For the president and his advisers, the Web has gone from being an enormous asset to reach young people in the 2008 campaign to a place that can easily divide Americans by political ideology, making all but the staunchest Obama supporters hard to reach.

“In every year, this project gets harder, the media gets more disaggregated, people get more options to choose from, and they self-select outlets that speak to their preconceived notions,” said Dan Pfeiffer, the president’s senior adviser and longtime communications strategist.

OMG! All those options are impeding the flow of official propaganda. Heaven forfend that people get to self-select when they could be watching Obama taking selfies. Because too many choices and “polarizing” points of view might lead to too many independent thinkers. And that leads to dissent…. and ultimately to (dare I say?) revolt! But the White House is on it:

Pfeiffer said the White House is not bypassing traditional media such as news conferences and other events. But he said it’s more important than ever to do late-night comedy and daytime talk shows, ESPN and MTV.
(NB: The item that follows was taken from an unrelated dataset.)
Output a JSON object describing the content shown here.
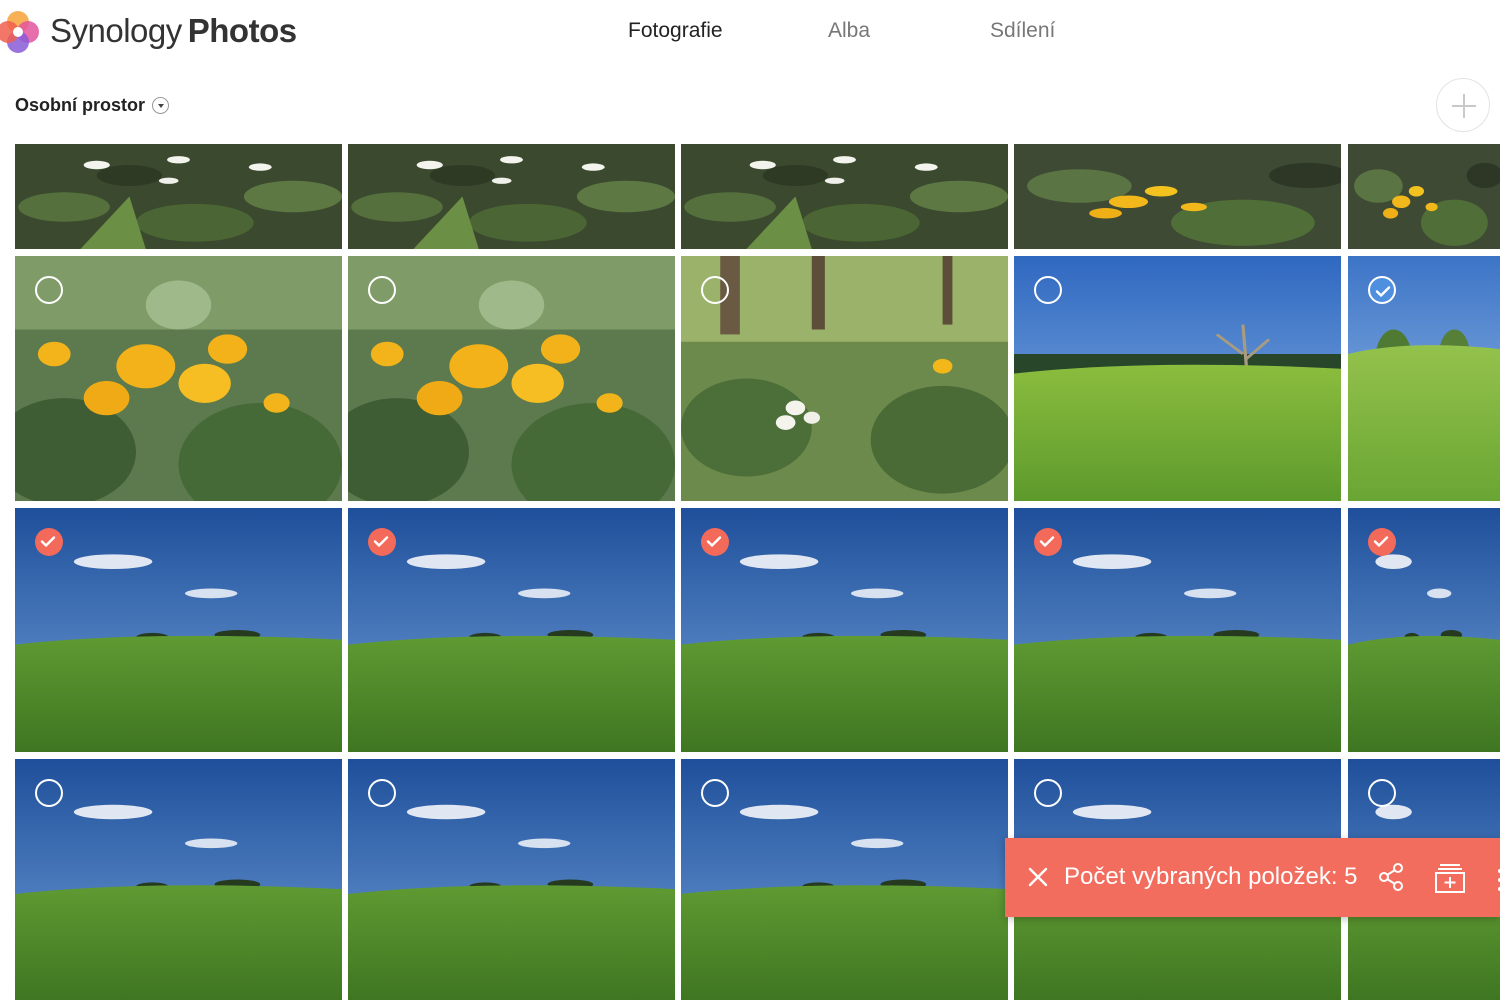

“It used to be that Ronald Reagan or, to a lesser extent, Bill Clinton could give a national address,” he said. “We don’t have that option. We have to go where the public is.”

They won’t have to dig too deep to get their unfiltered messages to the pleasure-seeking, blood-sport, LOL, and bassline rock music receptors in our always-public brains. We won’t even have to register with the State, like in horrible Russia! The State will be only too happy to register with us. Our compliance is their greatest concern. Anesthetized satisfaction is guaranteed.